Me levanto del suelo y vuelvo a sentarme en el sofá. Junto a mí, Lisbeth estudia otra de las fotografías.

—Eh… mira, Wes —dice, señalando una de las fotografías.

Le hago el signo de «un minuto» con el índice y sigo atento a la conversación con Rogo.

—Tres miembros —añade Rogo—. Uno del FBI, uno de la CIA y uno del Servicio Secreto. Solos pueden provocar daños limitados. Pero juntos, conocedores de todos los trucos, incluyendo cómo eludir a nuestras agencias más poderosas, pueden echar abajo todo el jodido cielo.

—Wes, creo que deberías ver esto —dice Lisbeth.

Le indico nuevamente que espere un minuto.

—Aparentemente fue el gran mito de las agencias de la ley, hasta hace ocho años, cuando se inició la primera investigación interna —dice Rogo—. Mi informante dice que hay algunos memorándums de alto nivel enviados por Boyle al presidente, advirtiéndolo de que investigue ese asunto.

—¿O sea, que Manning y Boyle estaban persiguiendo a Los Tres?

—O Los Tres los estaban persiguiendo a ellos. Que nosotros sepamos, estaban luchando por el mismo pastel corrupto —contesta Rogo.

—¿Y crees realmente que tres tíos son capaces de conservar sus trabajos y permanecer ocultos tanto tiempo?

—¿Estás de coña? Robert Hanssen pasó veinte años vendiendo secretos del FBI antes de que alguien lo descubriese. Los Tres son profesionales dentro de sus respectivas agencias. Y por la forma en que se apoyan mutuamente, están causando un triple daño. Oh, y sólo para joderte el día un poco más: la última, y única, vez que se vio a uno de estos tíos fue en ese hermoso y pequeño punto caliente conocido como Sudán.

—¿Sudán? ¿El país en el que está especializado El Romano?
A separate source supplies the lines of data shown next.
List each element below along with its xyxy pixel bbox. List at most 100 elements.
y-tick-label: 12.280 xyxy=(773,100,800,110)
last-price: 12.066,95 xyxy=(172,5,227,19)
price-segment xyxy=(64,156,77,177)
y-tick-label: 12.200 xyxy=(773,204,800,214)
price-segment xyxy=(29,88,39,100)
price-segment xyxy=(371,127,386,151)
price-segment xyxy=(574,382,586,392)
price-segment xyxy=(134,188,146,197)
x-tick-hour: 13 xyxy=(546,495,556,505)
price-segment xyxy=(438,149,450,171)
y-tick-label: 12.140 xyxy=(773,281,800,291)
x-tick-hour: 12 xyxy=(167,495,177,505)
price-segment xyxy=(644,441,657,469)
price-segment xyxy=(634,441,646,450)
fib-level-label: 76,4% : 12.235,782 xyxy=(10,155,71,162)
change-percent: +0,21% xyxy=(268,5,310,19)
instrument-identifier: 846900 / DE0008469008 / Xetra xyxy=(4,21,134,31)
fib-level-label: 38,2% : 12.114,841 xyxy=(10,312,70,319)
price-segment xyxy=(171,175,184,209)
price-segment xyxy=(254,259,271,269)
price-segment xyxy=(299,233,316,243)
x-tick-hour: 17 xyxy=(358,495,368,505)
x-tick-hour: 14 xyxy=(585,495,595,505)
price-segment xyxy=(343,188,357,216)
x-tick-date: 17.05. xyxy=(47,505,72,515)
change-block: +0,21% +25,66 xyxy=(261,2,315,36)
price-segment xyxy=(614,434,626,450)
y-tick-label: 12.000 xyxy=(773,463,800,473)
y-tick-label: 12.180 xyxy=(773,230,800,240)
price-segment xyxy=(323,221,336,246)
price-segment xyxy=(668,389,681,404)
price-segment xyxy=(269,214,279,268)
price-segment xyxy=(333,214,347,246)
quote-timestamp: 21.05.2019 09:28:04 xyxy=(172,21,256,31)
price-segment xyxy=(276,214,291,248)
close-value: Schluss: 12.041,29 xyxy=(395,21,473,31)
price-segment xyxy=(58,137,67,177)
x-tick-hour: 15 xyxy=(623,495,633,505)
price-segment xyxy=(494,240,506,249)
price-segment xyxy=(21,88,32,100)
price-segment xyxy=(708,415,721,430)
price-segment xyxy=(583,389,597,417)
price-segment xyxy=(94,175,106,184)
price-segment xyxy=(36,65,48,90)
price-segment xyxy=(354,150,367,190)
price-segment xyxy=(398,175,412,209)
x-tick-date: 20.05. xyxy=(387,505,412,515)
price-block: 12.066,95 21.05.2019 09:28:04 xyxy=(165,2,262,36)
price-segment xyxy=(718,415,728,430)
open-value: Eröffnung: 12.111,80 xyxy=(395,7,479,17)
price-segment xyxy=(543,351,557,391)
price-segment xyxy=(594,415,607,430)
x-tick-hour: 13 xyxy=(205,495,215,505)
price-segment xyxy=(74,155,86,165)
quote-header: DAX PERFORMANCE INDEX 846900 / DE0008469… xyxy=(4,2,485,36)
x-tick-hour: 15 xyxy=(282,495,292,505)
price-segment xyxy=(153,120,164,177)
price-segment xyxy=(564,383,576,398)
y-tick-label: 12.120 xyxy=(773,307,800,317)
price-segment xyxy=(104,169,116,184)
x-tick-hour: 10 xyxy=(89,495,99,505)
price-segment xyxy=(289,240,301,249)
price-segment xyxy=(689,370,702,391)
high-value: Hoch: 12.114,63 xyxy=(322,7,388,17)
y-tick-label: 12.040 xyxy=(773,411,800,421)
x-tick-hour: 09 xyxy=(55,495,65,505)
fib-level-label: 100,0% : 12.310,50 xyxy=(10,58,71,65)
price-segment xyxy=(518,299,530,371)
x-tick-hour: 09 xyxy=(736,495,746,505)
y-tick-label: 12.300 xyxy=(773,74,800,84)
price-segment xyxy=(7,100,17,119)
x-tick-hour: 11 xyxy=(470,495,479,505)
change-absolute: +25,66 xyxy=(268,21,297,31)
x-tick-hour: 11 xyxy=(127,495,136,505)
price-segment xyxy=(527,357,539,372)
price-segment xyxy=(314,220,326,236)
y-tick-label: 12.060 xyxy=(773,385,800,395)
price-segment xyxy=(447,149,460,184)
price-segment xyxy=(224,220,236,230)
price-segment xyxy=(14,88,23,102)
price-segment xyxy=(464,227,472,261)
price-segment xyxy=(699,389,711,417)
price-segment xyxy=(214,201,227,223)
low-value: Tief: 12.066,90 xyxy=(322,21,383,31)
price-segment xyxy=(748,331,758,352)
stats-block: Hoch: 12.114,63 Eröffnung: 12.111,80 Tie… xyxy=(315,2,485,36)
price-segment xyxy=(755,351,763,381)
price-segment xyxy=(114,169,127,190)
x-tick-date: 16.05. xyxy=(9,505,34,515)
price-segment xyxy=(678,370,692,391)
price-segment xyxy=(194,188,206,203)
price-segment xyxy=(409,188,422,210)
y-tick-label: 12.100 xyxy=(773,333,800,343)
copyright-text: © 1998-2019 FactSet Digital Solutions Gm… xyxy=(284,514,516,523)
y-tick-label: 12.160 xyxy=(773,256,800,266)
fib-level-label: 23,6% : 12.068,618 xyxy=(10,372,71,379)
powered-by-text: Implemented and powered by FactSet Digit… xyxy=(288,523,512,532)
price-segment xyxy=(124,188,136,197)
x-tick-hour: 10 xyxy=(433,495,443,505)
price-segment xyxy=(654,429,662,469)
—Wes, hablo en serio —dice Lisbeth, abriendo las anillas de la carpeta.

—Sólo un segundo —le digo—. Nada de bromas, Rogo —digo a través del teléfono—. ¿Crees que El Romano recibe información de Los Tres?

—O les suministra información a Los Tres. Joder, por lo que sabemos, El Romano forma parte de Los Tres, aunque supongo que podría tratarse de cualquiera dentro del Servicio Secreto.

Junto a mí, Lisbeth saca la fotografía de la carpeta y luego se la coloca delante de la nariz para estudiarla mejor.

—¿Quieres decir que pertenece a la CIA o el FBI? —le pregunto a Rogo.

—No, es agente del Servicio Secreto —dice Rogo con demasiada seguridad. Conozco ese tono.

—Rogo, déjate de juegos. Dime lo que quieres decir.

—Wes, tómate un segundo para echarle un vistazo a esto —dice Lisbeth, ahora claramente enfadada.

—De hecho, fue una corazonada de Dreidel —dice Rogo—. Cuando oyó «FBI», le pidió a mi informante si podía buscar información sobre tus investigadores favoritos, los agentes O'Shea y Micah. Según sus registros, O'Shea comenzó a trabajar en el FBI en 1986. El mismo año que Micah.

—¿Y cuál es el problema?

—Wes… —insiste Lisbeth.

—El problema —dice Rogo— es que Micah no trabaja para el FBI. Por lo que hemos podido averiguar, Micah trabaja para la CIA.

—¡Mira la foto de una vez! —dice Lisbeth, lanzando la fotografía sobre mi regazo.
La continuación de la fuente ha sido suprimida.